Bioactive Glass Matrix Heals Dorsal Foot Ulcer with Exposed Hardware
A 69-year-old achieved 88.9% wound closure using borate-based bioactive glass after hardware removal failed prior therapies.
Damon Ebanks
Medipyxis

Medical education note: This article is for clinicians and is not a substitute for patient-specific medical advice.
A 69-year-old woman developed a chronic dorsal foot ulcer with exposed tendon and hardware following 1st MTP fusion. After hardware removal and three serial borate-based bioactive glass fiber matrix (BBGFM) applications, the wound achieved 88.9% percent-area reduction and closure by week 18.
Clinical Problem: When Dehiscence Meets Hardware
Dorsal foot ulcer with exposed tendon, initial visit.
Post-fusion wounds with exposed tendon or hardware remain difficult to salvage. Motion, infection, and poor soft-tissue coverage keep them in inflammatory stasis, even with negative pressure wound therapy (NPWT) or cellular matrices.
Prior Care & Inflection Point
Six days post BBGFM placement — rapid granulation visible.
Initial care with bovine and amniotic matrices plus VAC/NPWT yielded only temporary gains. Hardware removal on 1/31/25 was followed by BBGFM placement on 2/12/25.
Why It May Work
Borate-based glass matrices release therapeutic ions (boron, calcium, phosphate) that drive angiogenesis, fibroblast proliferation, and M1→M2 macrophage modulation, producing a regenerative micro-environment even over exposed structures.
Outcomes
Full closure of dorsal foot ulcer on 4/14/25.
After three applications over approximately nine weeks:
- Baseline volume: 9.0 cm³ → approximately 1.0 cm³ (88.9% PAR) at week 18
- Serial photos confirmed granulation → epithelialization → closure by 4/14/25
- Percent-area reduction (PAR) ≥ 50% by 4 weeks is predictive of 12-week healing
Mechanism Snapshot
Borate glass fibers influence the wound microenvironment by promoting neovascularization and fibroblast proliferation, helping transition chronic wounds from stasis to healing—especially valuable when tendon or hardware exposure prevents typical granulation.

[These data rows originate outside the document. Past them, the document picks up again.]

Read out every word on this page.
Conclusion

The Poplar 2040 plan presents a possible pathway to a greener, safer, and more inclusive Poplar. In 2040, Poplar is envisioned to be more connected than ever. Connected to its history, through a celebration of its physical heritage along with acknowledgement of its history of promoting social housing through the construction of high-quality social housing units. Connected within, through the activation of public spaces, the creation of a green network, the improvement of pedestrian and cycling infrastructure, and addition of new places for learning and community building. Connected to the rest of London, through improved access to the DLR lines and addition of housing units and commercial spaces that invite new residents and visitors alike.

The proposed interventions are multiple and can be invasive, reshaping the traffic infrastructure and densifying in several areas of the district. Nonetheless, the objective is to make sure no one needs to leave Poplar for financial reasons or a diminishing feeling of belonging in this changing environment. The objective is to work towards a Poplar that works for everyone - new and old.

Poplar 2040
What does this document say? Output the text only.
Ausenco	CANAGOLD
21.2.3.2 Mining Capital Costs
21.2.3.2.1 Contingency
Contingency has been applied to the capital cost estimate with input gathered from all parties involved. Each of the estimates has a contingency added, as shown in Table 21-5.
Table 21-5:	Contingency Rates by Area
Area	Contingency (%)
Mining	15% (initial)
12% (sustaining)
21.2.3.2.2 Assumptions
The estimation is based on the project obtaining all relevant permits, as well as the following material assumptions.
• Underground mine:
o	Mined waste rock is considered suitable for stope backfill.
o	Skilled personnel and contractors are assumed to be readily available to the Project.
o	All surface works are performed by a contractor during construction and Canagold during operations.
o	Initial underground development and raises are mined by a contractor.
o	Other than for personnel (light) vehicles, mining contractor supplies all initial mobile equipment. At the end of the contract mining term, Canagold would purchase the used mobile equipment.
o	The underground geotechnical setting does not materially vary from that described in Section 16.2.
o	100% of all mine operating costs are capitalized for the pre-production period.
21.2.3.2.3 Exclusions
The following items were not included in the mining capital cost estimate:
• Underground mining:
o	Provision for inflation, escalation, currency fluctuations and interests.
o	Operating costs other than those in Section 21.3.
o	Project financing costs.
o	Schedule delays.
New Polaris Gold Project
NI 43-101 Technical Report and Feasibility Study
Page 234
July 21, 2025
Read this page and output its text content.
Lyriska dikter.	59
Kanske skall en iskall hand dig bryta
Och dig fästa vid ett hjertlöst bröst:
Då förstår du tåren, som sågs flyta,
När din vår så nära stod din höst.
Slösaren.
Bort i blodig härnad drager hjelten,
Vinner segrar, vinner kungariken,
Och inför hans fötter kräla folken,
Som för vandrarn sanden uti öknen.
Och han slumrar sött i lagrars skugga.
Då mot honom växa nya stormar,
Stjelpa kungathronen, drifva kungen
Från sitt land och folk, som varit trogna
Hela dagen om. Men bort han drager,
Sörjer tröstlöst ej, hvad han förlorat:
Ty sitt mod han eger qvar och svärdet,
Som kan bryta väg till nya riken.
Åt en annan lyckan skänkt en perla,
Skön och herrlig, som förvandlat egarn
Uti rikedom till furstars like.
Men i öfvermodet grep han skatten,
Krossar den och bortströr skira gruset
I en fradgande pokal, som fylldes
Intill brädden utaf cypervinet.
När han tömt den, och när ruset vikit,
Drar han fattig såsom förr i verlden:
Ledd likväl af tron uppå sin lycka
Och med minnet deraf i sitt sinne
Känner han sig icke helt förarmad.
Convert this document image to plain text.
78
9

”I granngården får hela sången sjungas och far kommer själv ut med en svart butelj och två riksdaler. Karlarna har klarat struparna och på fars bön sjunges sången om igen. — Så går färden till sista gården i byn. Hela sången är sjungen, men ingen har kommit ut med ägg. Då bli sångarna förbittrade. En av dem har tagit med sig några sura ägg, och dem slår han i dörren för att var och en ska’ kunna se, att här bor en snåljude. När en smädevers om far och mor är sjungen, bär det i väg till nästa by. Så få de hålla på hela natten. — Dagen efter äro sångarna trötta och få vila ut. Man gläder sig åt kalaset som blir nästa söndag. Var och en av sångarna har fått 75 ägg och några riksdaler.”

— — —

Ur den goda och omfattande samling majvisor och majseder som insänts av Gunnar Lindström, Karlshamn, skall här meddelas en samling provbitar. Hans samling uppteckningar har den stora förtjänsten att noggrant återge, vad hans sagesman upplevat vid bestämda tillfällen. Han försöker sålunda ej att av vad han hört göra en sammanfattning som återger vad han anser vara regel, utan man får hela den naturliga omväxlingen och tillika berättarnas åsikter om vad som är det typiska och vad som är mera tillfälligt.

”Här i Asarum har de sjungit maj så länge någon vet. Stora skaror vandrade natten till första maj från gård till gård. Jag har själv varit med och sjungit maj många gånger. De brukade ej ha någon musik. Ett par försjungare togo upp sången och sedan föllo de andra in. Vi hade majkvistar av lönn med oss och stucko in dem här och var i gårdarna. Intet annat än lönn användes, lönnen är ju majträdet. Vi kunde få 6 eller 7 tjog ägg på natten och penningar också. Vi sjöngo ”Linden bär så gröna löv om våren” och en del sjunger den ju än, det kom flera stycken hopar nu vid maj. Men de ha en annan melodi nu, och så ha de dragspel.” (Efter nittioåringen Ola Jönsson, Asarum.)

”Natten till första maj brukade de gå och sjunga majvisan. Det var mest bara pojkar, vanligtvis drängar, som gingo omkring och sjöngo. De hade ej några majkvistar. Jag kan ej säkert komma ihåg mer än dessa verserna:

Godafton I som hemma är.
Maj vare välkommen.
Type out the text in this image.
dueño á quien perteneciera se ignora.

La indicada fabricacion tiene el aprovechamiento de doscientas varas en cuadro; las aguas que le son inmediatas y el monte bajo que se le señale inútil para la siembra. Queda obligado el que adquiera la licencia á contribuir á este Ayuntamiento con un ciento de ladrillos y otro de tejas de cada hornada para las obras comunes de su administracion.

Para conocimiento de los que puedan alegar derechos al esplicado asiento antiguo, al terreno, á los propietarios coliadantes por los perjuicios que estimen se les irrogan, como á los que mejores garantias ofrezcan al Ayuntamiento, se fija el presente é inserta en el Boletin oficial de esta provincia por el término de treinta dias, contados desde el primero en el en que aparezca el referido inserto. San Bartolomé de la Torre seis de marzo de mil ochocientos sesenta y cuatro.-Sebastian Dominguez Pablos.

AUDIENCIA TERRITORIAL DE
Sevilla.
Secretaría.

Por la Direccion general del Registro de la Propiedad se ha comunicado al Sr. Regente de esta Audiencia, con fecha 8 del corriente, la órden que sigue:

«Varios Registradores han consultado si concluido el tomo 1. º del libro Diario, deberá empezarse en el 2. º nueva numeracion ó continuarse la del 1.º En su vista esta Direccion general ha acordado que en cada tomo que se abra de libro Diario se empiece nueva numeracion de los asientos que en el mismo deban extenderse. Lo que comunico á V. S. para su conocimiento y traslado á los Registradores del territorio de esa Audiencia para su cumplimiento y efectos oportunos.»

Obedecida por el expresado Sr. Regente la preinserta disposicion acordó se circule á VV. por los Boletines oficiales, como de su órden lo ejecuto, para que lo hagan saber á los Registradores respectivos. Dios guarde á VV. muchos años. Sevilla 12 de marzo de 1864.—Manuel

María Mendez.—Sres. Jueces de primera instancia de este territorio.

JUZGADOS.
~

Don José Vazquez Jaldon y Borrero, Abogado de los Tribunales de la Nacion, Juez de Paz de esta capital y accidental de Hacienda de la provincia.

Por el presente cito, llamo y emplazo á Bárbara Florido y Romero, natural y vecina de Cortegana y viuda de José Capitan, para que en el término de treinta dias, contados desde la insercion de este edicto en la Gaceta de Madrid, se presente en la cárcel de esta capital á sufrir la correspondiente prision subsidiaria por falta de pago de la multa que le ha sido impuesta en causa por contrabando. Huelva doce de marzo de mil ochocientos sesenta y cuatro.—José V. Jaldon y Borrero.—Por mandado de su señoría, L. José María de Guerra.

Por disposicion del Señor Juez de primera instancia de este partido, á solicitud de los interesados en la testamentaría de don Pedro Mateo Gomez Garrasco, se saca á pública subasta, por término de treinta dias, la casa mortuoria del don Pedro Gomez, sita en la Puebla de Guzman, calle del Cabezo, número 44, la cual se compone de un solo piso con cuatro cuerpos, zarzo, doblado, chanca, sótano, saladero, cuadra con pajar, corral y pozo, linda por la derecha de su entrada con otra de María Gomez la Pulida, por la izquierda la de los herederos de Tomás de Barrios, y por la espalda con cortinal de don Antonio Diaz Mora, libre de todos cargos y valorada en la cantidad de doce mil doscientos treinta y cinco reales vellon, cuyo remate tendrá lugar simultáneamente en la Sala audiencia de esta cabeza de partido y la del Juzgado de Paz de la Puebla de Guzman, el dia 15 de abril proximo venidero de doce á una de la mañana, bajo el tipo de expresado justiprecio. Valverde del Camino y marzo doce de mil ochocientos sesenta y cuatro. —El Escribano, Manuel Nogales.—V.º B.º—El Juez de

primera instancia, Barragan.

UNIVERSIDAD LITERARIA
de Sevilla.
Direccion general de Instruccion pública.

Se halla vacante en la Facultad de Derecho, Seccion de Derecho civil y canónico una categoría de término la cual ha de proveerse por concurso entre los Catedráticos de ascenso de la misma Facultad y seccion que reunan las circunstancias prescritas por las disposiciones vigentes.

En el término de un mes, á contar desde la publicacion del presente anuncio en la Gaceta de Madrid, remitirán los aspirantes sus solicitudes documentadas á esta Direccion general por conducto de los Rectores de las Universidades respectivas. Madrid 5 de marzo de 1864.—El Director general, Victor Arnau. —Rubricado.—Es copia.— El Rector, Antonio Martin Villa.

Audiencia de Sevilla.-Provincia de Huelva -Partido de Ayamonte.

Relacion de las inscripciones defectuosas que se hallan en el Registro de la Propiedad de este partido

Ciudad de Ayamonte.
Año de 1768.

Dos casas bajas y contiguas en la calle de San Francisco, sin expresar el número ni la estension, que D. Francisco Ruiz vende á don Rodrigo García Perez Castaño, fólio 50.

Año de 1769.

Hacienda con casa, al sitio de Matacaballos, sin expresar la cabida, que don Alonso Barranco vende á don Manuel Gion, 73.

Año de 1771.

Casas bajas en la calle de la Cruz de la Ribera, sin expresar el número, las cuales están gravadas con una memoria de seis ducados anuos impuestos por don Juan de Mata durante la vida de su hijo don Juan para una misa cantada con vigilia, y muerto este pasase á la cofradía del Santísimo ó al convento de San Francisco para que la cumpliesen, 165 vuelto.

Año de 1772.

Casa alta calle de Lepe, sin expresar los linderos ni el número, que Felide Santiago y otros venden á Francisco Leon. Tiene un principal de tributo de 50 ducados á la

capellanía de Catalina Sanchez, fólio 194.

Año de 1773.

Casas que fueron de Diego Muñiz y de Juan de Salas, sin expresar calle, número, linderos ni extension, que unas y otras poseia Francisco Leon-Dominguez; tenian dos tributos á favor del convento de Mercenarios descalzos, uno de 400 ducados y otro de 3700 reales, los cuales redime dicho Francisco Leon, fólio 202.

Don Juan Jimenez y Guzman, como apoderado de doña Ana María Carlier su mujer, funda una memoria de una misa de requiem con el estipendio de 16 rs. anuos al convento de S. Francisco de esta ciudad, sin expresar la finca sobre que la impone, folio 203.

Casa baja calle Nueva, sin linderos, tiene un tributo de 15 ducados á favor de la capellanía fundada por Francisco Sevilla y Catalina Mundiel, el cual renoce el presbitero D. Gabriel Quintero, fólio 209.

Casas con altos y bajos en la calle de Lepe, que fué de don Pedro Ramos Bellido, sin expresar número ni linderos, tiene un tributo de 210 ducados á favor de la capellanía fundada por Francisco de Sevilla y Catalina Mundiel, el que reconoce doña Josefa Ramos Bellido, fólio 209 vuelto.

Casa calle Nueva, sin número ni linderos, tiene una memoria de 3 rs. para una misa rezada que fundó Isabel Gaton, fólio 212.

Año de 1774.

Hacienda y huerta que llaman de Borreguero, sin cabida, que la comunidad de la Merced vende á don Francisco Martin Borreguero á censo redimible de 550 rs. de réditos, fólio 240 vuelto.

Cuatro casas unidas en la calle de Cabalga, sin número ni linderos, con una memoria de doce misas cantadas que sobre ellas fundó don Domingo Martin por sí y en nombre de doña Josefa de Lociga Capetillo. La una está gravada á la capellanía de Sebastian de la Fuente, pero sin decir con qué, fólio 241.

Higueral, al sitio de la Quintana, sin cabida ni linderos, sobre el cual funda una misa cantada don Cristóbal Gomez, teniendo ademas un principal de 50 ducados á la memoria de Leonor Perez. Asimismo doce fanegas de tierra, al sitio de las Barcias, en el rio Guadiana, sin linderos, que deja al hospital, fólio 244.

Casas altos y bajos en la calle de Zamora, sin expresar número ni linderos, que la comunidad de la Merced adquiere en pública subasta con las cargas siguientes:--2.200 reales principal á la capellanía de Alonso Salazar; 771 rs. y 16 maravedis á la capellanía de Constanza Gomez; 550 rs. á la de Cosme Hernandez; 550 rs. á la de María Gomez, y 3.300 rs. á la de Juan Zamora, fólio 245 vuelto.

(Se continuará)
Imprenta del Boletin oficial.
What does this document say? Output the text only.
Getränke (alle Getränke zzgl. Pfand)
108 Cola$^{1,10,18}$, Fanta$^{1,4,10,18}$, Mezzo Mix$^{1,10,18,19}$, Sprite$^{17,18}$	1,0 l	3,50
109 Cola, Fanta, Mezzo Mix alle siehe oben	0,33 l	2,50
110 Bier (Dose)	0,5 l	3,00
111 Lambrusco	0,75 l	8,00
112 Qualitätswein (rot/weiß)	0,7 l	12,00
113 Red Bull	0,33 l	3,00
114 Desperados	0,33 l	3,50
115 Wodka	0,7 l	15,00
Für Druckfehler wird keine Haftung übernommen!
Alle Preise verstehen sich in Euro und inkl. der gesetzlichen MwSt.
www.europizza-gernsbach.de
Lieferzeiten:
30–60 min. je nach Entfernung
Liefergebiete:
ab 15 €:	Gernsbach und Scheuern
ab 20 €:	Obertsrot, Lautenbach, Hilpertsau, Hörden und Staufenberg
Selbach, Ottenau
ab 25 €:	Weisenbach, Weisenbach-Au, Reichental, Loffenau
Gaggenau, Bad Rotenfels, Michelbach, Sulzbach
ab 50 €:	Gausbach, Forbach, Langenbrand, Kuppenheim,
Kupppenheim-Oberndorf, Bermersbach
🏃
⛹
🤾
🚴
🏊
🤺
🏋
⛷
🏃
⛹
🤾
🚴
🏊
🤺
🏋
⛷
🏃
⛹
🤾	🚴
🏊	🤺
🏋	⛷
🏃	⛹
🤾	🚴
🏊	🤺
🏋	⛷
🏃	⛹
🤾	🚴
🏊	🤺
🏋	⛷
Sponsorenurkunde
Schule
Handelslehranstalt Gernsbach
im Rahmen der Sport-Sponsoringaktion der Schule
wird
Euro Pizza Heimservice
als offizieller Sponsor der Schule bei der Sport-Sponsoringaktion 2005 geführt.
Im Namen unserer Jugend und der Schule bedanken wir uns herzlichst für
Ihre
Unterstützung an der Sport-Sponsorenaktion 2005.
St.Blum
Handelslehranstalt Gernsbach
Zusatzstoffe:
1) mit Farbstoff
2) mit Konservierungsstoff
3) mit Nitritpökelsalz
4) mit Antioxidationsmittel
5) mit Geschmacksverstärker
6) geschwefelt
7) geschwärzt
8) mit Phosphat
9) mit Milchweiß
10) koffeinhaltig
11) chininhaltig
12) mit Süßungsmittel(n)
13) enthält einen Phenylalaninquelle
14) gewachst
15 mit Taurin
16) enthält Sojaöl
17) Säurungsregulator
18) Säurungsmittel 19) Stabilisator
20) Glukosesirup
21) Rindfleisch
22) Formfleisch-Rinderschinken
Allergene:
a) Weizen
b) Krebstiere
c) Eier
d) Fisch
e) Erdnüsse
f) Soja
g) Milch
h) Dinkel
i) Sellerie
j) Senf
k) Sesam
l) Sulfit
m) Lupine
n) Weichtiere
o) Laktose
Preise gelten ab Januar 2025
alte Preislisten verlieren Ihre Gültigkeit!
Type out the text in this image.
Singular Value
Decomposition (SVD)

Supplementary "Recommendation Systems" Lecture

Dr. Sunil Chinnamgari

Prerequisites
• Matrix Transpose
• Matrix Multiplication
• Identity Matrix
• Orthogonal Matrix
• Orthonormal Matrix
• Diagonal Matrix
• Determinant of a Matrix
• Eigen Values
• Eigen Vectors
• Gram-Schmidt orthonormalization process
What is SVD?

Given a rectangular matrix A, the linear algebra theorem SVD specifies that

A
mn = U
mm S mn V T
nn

Practical Pearls for Exposed-Hardware Wounds
- Reset the bed first: treat infection, debride, and remove mechanical barriers
- Plan on serial applications: repeated matrix use over weeks correlates with improved closure
- Measure trajectory: track PAR and photo documentation
- Keep it multimodal: combine with compression/offloading—matrix is adjunctive, not a replacement
Limitations
Single-patient evidence; confounded by hardware removal and concurrent care. Nonetheless, the temporal association between BBGFM initiation and rapid granulation/closure supports further controlled study.
Bottom Line
When traditional therapies—including NPWT, amniotic membranes, and bovine matrices—fail to restore coverage over exposed tendon or hardware, borate-based bioactive glass fiber matrix (BBGFM) can serve as a regenerative bridge to closure. By releasing therapeutic ions that drive angiogenesis, fibroblast activation, and antimicrobial balance, BBGFM helps convert non-granulating, high-risk wounds into actively healing ones—even in the challenging post-fusion setting.
References
- Armstrong DG, et al. Resorbable glass microfiber matrix vs SOC in chronic wounds (RCT). Int Wound J. 2021.
- Ren Z, et al. Bioactive Glasses: Advancing Skin Tissue Repair. 2025.
- Homaeigohar S, et al. Bioactive glass-based fibrous wound dressings. 2022.
- Buck DW, et al. Bioactive glass fiber matrix case series (chronic wounds). 2020.
- Drago L, et al. Recent Evidence on Bioactive Glass Antimicrobial Properties. 2018.